Ironically, some self-styled leadership experts had gone to town with concocted and outdated figures allegedly from the Debt Management Office ( DMO) to claim that Rivers State was the second most indebted state in the country.
This unpatriotic, shameful and loquacious attempt to de-market the state for cheap political recognition and tokenist gains, was a very desperate attempt at misleading the people with misinformation.
This was soon debunked by the DMO, the very establishment they alluded their misleading information to, which published the comprehensive debt profile of all the states and the Federal Government and confirmed that Rivers State was not even amongst the first 10 most indebted states in the country.
This annual report has once again exposed the pernicious misinformation being peddled by the fake analysts who would deliberately prefer to turn a blind eye to the massive infrastructural development and the astute acumen with which Governor Wike is managing the state’s resources, especially at a time when the global economy has been devastated by the COVID-19 pandemic.
It is on record that for every project which the Governor Wike’s administration has embarked: flyovers, dual carriage highways, educational institutions campuses, healthcare facilities, agriculture, housing, sandfilling and reclamation of vast swathes of land in riverine communities across the length and breath of the state, there has always been a structured payment schedule to ensure that no project is delayed as a result of funding constraints.
Even those projects for which loan facilities have been sourced to execute, like the recently approved N25 billion loan from Zenith Bank for the funding of the Oyigbo-Afam Road, Chokocho-Igbodo Road, the 10th flyover in Port Harcourt and other projects, a servicing and loan repayment schedule which has ensured that the loan would be repaid within 18 months from the State Internally Generated Revenue (IGR), has already been put in place.
Indeed, the most impressive aspect of Governor Wike’s fiscal prudence is the fact that funds are clearly appropriated to defined and verifiable projects like the Nabo Graham-Douglas Campus of the Nigerian Law School at Rumueme, Port Harcourt, the Chokocho-Igbodo Road in Etche Local Government Area and the Oyigbo-Afam Road in Oyigbo Local Government Area, among others, which have been earmarked for the recent N25 billion.
Governor Wike has also been at the forefront of monitoring the pace of construction and implementation of these projects, with his hands-on, pragmatic, often spontaneous on-the-spot assessment and verification visits to project sites, to ensure that they are delivered to specifications and within the time frame stipulated for the projects.
It has therefore come as little or no surprise at all that Rivers State has come out tops in the BudgIT fiscal perfomance ranking of states for 2021. The reason for this is simple: Governor Wike’s midas touch in fiscal acumen and the strategic prudential discipline, which has been the hallmark in the management of the states financial resources, is unparalleled and yielding fantastic reports.
Governor Wike has always sounded it loud and clear that he has no reason to be shuttling to Abuja, cap in hand, to go and beg for funds like some administrators do.

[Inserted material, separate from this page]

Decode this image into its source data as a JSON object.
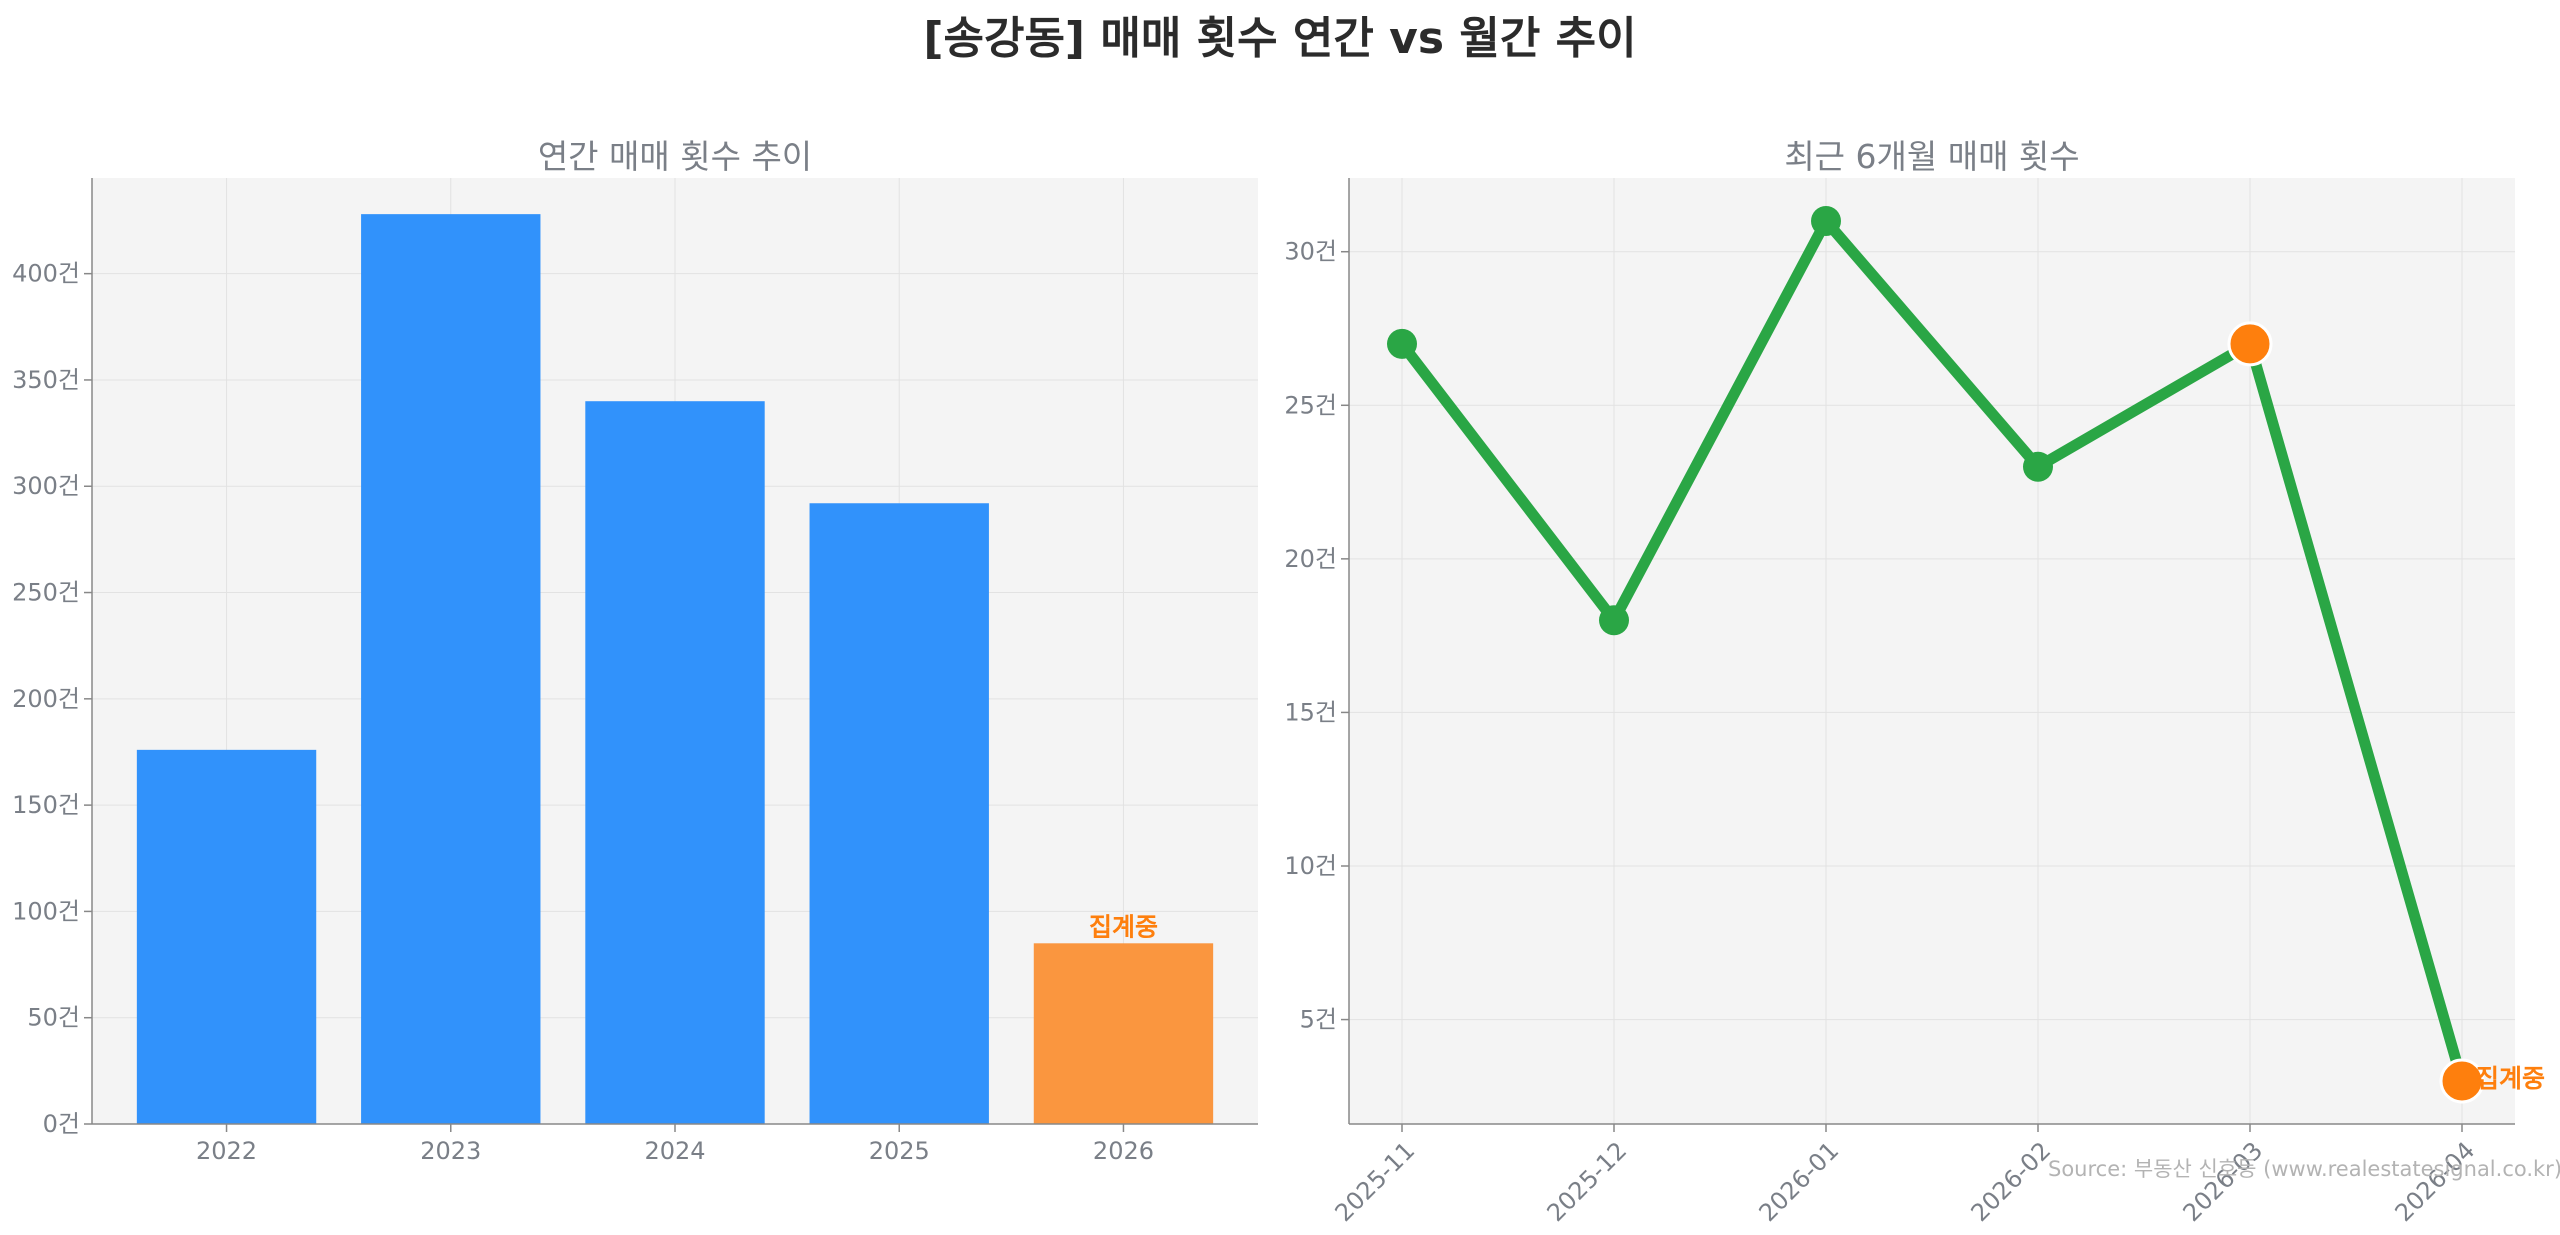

He has left no one in doubt, since he assumed office in May 2015, that he is not a lazy leader, but is well aware of his avowed pledge and commitment, both in actions and comments, and he is very determined not leave any debt behind for the incoming administration in the state.
Indeed, for a leader who has also kept faith with his pledge to Rivers people of his commitment not to leave any abandoned project behind for the next administration, as well as his promise to make sure that he delivers legacy projects to every local government area in the state, the obvious conclusion to be made is that Rivers State will continue to excel in its fiscal perfomance till the end of the tenure of the Governor Wike’s administration.
•Nsirim is the Commissioner for Information and Communications, Rivers State.